If it’s a review of that show called the Masters, you must have. Year in, year out, the golf course generates all the drama any junkie could want. CBS seems to have overlooked this salient fact. The best telecast would clear the set of jugglers and acrobats and let the story tell itself. While much improved, Sir Nick Faldo still hasn’t mastered the golf commentator’s art of sounding authoritative while remarking endlessly on the obvious. (He could take some coaching from his colleague Ian Baker-Finch, who holds a Ph.D.) Faldo’s primary role appears to be that of green-jacketed icon for the rest of the cast to fawn over. David Feherty wasn’t half the player Faldo was, but he’s more than twice as clever at delivering the trenchant line. CBS should cast him in the role the BBC has given Peter Alliss. It could then plant Jim Nantz, who has a gift for narrative, for sizing up the scene and keeping the viewer in the picture in the play-by-play chair with Feherty at his side.

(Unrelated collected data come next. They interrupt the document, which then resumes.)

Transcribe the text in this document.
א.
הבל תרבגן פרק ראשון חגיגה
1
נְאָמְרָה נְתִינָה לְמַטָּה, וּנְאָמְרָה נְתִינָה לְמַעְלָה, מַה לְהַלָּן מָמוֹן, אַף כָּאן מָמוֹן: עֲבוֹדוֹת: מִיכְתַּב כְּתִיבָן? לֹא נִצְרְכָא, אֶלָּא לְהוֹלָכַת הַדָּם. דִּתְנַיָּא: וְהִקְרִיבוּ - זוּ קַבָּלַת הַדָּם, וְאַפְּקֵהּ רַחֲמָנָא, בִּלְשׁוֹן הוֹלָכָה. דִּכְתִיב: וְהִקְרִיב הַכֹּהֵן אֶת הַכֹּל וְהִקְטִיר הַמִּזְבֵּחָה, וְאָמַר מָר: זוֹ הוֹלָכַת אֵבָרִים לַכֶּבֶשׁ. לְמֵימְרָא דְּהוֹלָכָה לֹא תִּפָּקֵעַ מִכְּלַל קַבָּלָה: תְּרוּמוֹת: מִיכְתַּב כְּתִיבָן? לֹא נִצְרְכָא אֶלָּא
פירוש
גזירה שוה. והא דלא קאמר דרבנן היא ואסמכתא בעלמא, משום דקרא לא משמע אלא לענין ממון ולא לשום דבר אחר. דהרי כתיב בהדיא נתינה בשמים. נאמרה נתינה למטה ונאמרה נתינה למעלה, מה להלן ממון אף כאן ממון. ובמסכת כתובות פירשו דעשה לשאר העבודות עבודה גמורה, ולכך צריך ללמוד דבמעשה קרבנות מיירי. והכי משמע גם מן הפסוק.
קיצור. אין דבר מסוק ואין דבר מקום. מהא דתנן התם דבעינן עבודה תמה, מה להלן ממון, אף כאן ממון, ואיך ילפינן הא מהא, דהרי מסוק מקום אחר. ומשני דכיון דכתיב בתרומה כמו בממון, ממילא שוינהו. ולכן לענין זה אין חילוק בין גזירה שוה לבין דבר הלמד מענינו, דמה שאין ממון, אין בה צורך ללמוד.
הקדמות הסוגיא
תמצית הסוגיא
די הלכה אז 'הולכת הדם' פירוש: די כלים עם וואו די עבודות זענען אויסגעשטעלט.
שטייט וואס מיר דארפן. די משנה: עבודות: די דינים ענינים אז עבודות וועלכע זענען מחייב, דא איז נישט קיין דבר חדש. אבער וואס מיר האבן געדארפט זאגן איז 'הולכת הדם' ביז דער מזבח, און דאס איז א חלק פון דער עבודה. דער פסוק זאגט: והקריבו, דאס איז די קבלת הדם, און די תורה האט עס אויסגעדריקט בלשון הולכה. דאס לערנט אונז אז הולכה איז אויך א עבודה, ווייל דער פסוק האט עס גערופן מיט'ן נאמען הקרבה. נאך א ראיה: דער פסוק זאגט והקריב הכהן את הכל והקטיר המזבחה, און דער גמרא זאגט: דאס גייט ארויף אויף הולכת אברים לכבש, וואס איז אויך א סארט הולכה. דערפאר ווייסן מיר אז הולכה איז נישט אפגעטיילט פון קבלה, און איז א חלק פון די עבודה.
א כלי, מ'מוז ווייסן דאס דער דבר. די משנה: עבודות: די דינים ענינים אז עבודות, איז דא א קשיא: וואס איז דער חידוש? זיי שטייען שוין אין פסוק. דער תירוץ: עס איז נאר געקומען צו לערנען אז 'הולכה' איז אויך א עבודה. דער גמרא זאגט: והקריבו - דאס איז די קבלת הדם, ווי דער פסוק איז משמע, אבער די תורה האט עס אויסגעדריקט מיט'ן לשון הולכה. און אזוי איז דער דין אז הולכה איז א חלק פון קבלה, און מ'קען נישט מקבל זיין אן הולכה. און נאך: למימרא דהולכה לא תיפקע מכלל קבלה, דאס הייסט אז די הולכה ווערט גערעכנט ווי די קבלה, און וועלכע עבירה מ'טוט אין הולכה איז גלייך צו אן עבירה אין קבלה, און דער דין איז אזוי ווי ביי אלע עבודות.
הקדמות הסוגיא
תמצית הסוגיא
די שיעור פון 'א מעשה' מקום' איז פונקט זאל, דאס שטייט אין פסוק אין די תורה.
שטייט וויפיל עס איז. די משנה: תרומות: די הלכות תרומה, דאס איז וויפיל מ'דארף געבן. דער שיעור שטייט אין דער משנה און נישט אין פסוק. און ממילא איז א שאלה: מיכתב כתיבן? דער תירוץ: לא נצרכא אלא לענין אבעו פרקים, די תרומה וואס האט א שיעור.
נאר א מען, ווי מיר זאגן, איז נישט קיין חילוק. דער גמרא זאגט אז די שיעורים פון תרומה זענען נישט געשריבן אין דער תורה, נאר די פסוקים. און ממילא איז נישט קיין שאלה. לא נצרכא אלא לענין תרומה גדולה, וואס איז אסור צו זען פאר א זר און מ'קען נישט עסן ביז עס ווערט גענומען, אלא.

Sack the court jesters and spare us the album of artsy, out-of-focus azalea shots every year. Pour the savings into a director and camera men who know how to show the ball rolling to a stop – not in an empty sea of green, but in relation to the flag stick. The show would then resolve itself in the greatest players punching and counter-punching on a great golf course. What a concept! We witnessed the Bubbafication of Augusta National Golf Club (and of golf?). For a subplot, we had the cocky kid gunslinger from Texas. If you can’t tell that story without tripping over your laces, you might consider selling shoes for a living.